Originally posted:  6/10/13    I subjected Rob and Christy to this one last night.  I don't know if they'll ever let me pick a horror movie again.  I've gotten pretty jaded, considering that every advertisement for the latest horror flick uses the words "intensely scary!" or "scariest movie ever" or "you will pee yourself in fear!"  And then I see them and I come away dry-pantsed.

This movie, though, is the real deal.  I kept getting more excited the more I watched.  It hit all the right categories.

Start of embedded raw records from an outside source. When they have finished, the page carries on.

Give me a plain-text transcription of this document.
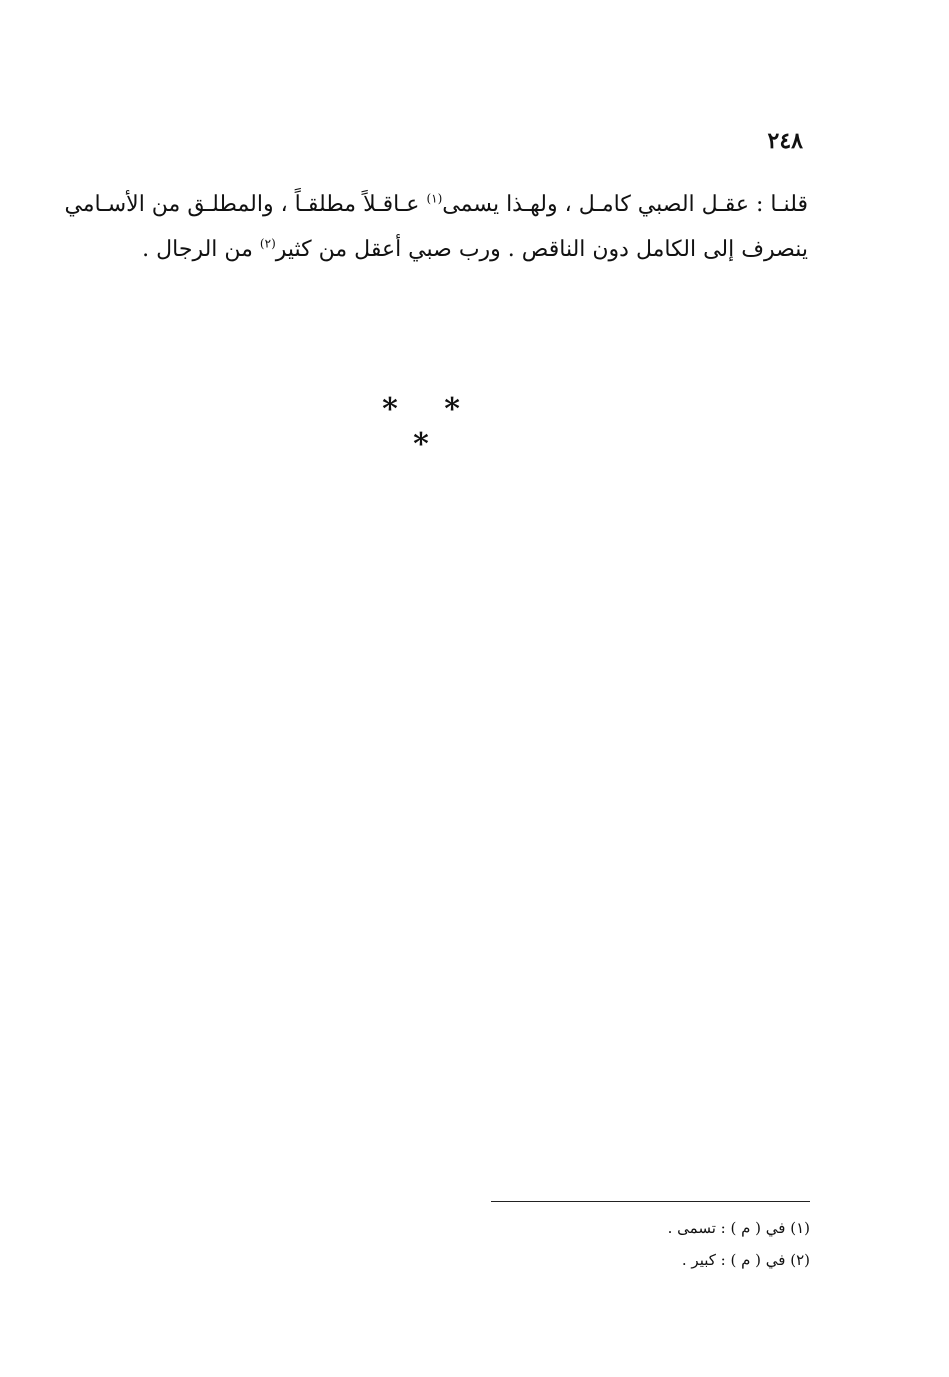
٢٤٨
قلنـا : عقـل الصبي كامـل ، ولهـذا يسمى$^{(١)}$ عـاقـلاً مطلقـاً ، والمطلـق من الأسـامي
ينصرف إلى الكامل دون الناقص . ورب صبي أعقل من كثير$^{(٢)}$ من الرجال .
* * *
(١) في ( م ) : تسمى .
(٢) في ( م ) : كبير .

Good mythology:  10 out of 10
Good creature/special effects:  9 out of 10
Creepy-ass imagery:  8 out of 10
Creepy-ass soundtrack:  9 out of 10

I only took a couple of points off because all the really disturbing shit was already in all the trailers which detracts a bit for me.  I'm tempted to add them back, however, just based on the possibility of a cool Halloween costume.

True crime writer Ellison (Ethan Hawke) has spent the last ten years chasing the elusive scent of success.  His latest venture is to move his wife and two children into the house previously inhabited by a family that was ritualistically murdered.  You know, for research.  Ellison soon finds he's out of his depth when he starts watching a set of home movies he finds in the otherwise empty attic instead of turning them over to the police.  Ellison violates the first rule of horror films:  By putting his desire for fame ahead of his family's well-being, he sows the seeds of his own destruction.

You gotta love a clearly defined morality.

Anyway, he figures out that each roll of film is a gruesome murder of a family, with the added punch of one child just going missing.  He reaches out to a local professor (Vincent D'onofrio) to get some help with a symbol found at all of the crime scenes and discovers the legend of the Eater of Children.  Then shit really goes down.